I want to connect to a camera, and only capture a frame when an event happens (e.g. keypress). A simplified version of what I'd like to do is this:
cap = cv2.VideoCapture(device_id)
while True:
if event:
img = cap.read()
preprocess(img)
process(img)
cv.Waitkey(10)
However, cap.read seems to only capture the next frame in the queue, and not the latest. I did a lot of searching online, and there seems to be a lot of questions on this but no definitive answer. Only some dirty hacks which involve opening and closing the capture device just before and after grabbing (which won't work for me as my event might be triggered multiple times per second); or assuming a fixed framerate and reading a fixed-n times on each event (which won't work for me as my event is unpredictable and could happen at any interval).
A nice solution would be:
while True:
if event:
while capture_has_frames:
img = cap.read()
preprocess(img)
process(img)
cv.Waitkey(10)
But what is capture_has_frames? Is it possible to get that info? I tried looking into CV_CAP_PROP_POS_FRAMES but it's always -1.
For now I have a separate thread where the capture is running at full fps, and on my event I'm grabbing the latest image from that thread, but this seems overkill.
(I'm on Ubuntu 16.04 btw, but I guess it shouldn't matter. I'm also using pyqtgraph for display)

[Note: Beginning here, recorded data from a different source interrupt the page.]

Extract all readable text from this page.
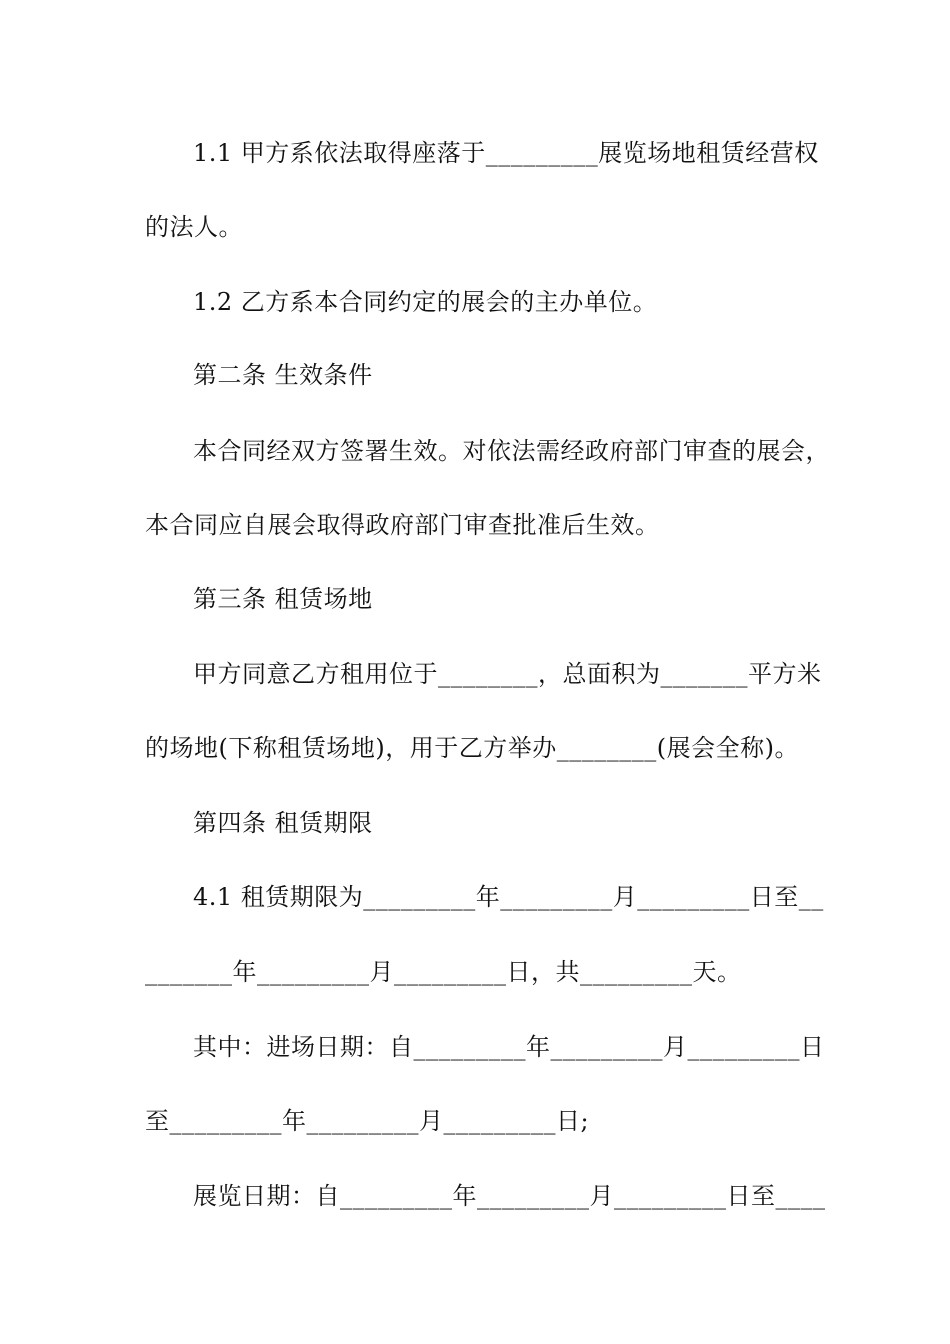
1.1 甲方系依法取得座落于_________展览场地租赁经营权
的法人。
1.2 乙方系本合同约定的展会的主办单位。
第二条 生效条件
本合同经双方签署生效。对依法需经政府部门审查的展会，
本合同应自展会取得政府部门审查批准后生效。
第三条 租赁场地
甲方同意乙方租用位于________，总面积为_______平方米
的场地(下称租赁场地)，用于乙方举办________(展会全称)。
第四条 租赁期限
4.1 租赁期限为_________年_________月_________日至__
_______年_________月_________日，共_________天。
其中：进场日期：自_________年_________月_________日
至_________年_________月_________日;
展览日期：自_________年_________月_________日至____
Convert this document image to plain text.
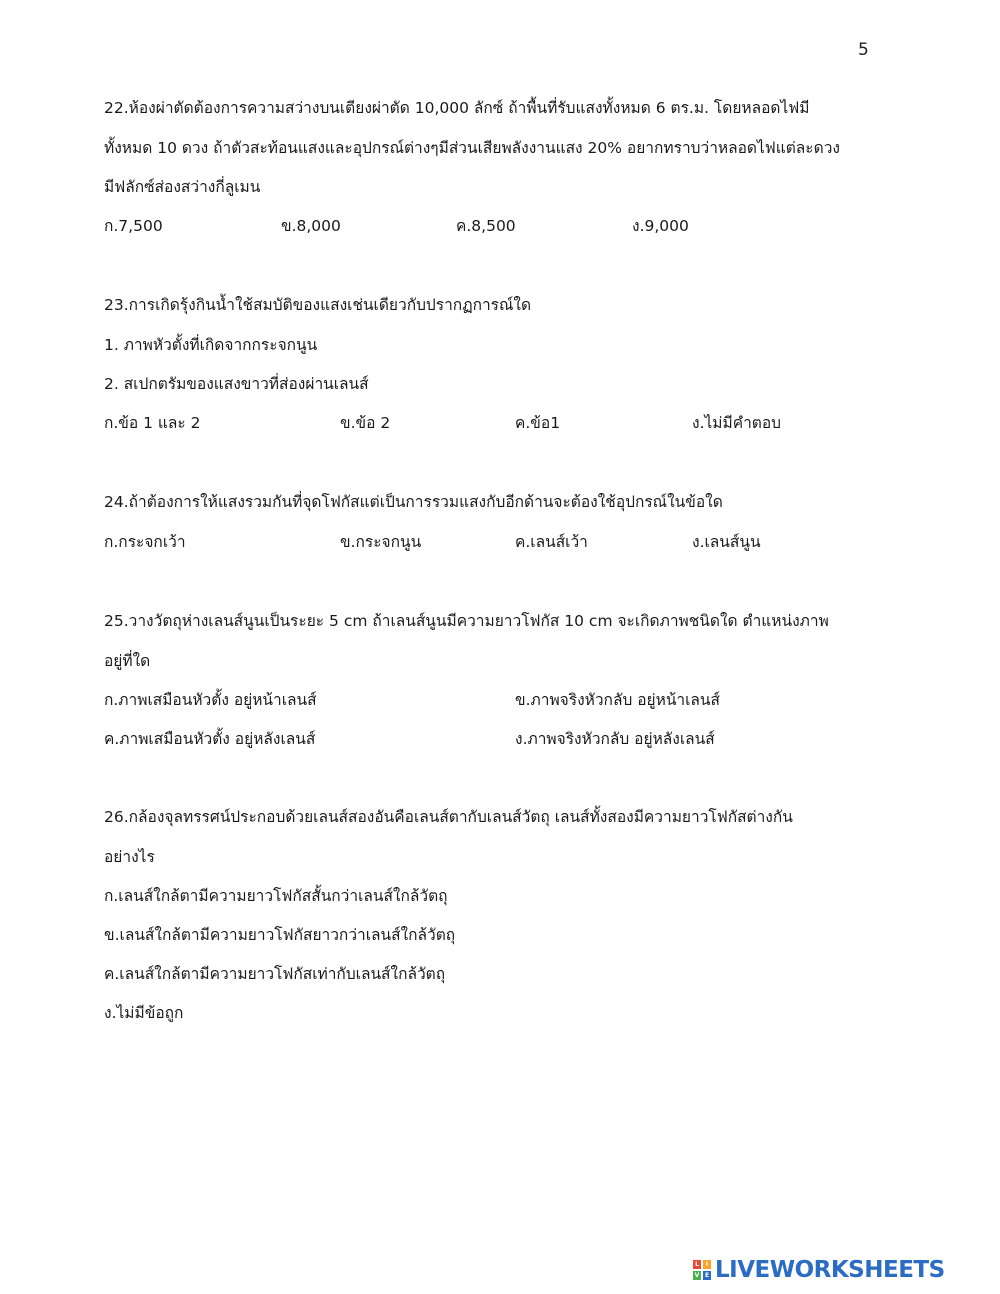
5
22.ห้องผ่าตัดต้องการความสว่างบนเตียงผ่าตัด 10,000 ลักซ์ ถ้าพื้นที่รับแสงทั้งหมด 6 ตร.ม. โดยหลอดไฟมี
ทั้งหมด 10 ดวง ถ้าตัวสะท้อนแสงและอุปกรณ์ต่างๆมีส่วนเสียพลังงานแสง 20% อยากทราบว่าหลอดไฟแต่ละดวง
มีฟลักซ์ส่องสว่างกี่ลูเมน
ก.7,500	ข.8,000	ค.8,500	ง.9,000
23.การเกิดรุ้งกินน้ำใช้สมบัติของแสงเช่นเดียวกับปรากฏการณ์ใด
1. ภาพหัวตั้งที่เกิดจากกระจกนูน
2. สเปกตรัมของแสงขาวที่ส่องผ่านเลนส์
ก.ข้อ 1 และ 2	ข.ข้อ 2	ค.ข้อ1	ง.ไม่มีคำตอบ
24.ถ้าต้องการให้แสงรวมกันที่จุดโฟกัสแต่เป็นการรวมแสงกับอีกด้านจะต้องใช้อุปกรณ์ในข้อใด
ก.กระจกเว้า	ข.กระจกนูน	ค.เลนส์เว้า	ง.เลนส์นูน
25.วางวัตถุห่างเลนส์นูนเป็นระยะ 5 cm ถ้าเลนส์นูนมีความยาวโฟกัส 10 cm จะเกิดภาพชนิดใด ตำแหน่งภาพ
อยู่ที่ใด
ก.ภาพเสมือนหัวตั้ง อยู่หน้าเลนส์	ข.ภาพจริงหัวกลับ อยู่หน้าเลนส์
ค.ภาพเสมือนหัวตั้ง อยู่หลังเลนส์	ง.ภาพจริงหัวกลับ อยู่หลังเลนส์
26.กล้องจุลทรรศน์ประกอบด้วยเลนส์สองอันคือเลนส์ตากับเลนส์วัตถุ เลนส์ทั้งสองมีความยาวโฟกัสต่างกัน
อย่างไร
ก.เลนส์ใกล้ตามีความยาวโฟกัสสั้นกว่าเลนส์ใกล้วัตถุ
ข.เลนส์ใกล้ตามีความยาวโฟกัสยาวกว่าเลนส์ใกล้วัตถุ
ค.เลนส์ใกล้ตามีความยาวโฟกัสเท่ากับเลนส์ใกล้วัตถุ
ง.ไม่มีข้อถูก
L	I
V E LIVEWORKSHEETS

I think the solution mentioned in the question, namely having a separate thread that clears the buffer, is the easiest non-brittle solution for this. Here reasonably nice (I think) code for this:
import cv2, Queue, threading, time
# bufferless VideoCapture
class VideoCapture:
def __init__(self, name):
self.cap = cv2.VideoCapture(name)
self.q = Queue.Queue()
t = threading.Thread(target=self._reader)
t.daemon = True
t.start()
# read frames as soon as they are available, keeping only most recent one
def _reader(self):
while True:
ret, frame = self.cap.read()
if not ret:
break
if not self.q.empty():
try:
self.q.get_nowait() # discard previous (unprocessed) frame
except Queue.Empty:
pass
self.q.put(frame)
def read(self):
return self.q.get()
cap = VideoCapture(0)
while True:
time.sleep(.5) # simulate time between events
frame = cap.read()
cv2.imshow("frame", frame)
if chr(cv2.waitKey(1)&255) == 'q':
break
The frame reader thread is encapsulated inside the custom VideoCapture class, and communication with the main thread is via a queue.

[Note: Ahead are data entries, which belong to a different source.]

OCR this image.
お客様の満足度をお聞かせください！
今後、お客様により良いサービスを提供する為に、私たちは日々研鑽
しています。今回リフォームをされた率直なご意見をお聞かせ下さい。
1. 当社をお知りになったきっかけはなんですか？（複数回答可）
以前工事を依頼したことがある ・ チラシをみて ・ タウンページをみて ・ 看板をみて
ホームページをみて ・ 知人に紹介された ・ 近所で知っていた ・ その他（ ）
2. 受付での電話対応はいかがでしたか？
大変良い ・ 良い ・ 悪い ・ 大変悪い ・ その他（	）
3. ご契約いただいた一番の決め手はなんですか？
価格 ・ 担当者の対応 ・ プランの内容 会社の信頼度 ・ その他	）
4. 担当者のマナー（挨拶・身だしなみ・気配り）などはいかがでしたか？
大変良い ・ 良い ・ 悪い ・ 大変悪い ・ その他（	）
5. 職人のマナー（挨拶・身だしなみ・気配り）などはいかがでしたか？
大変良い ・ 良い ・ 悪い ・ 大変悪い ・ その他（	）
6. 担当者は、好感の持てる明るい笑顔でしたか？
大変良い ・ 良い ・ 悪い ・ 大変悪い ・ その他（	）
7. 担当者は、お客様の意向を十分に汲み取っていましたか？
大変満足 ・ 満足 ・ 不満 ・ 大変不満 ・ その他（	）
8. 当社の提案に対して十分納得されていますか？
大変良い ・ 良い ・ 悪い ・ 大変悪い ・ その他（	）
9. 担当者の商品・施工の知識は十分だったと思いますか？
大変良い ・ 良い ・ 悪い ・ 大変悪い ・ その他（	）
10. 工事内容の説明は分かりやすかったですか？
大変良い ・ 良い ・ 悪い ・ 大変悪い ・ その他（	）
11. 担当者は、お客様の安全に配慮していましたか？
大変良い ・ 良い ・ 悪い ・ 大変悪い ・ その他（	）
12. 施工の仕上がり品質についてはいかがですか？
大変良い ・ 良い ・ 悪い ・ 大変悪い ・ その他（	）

I posted very similar code for a node.js question, where a JavaScript solution would have been better. My comments on another answer to that question give details why a non-brittle solution without separate thread seems difficult.
An alternative solution that is easier but supported only for some OpenCV backends is using CAP_PROP_BUFFERSIZE
. The 2.4 docs state it is "only supported by DC1394 [Firewire] v 2.x backend currently." For Linux backend V4L, according to a comment in the 3.4.5 code, support was added on 9 Mar 2018, but I got VIDEOIO ERROR: V4L: Property <unknown property string>(38) not supported by device
for exactly this backend. It may be worth a try first; the code is as easy as this:
cap.set(cv2.CAP_PROP_BUFFERSIZE, 0)
If you don't want to capture the frame when there is no event happening, why are you preprocessing/processing your frame? If you do not process your frame, you can simply discard it unless the event occur. Your program should be able to capture, evaluate your condition and discard at a sufficient speed, i.e. fast enough compared to your camera FPS capture rate, to always get the last frame in the queue.
If not proficient in python because I do my OpenCV in C++, but it should look similar to this:
vidcap = cv.VideoCapture( filename )
while True:
success, frame = vidcap.read()
If Not success:
break
If cv.waitKey(1):
process(frame)
As per OpenCV reference, vidcap.read() returns a bool. If frame is read correctly, it will be True. Then, the captured frame is store in variable frame. If there is no key press, the loop keeps on going. When a key is pressed, you process your last captured frame.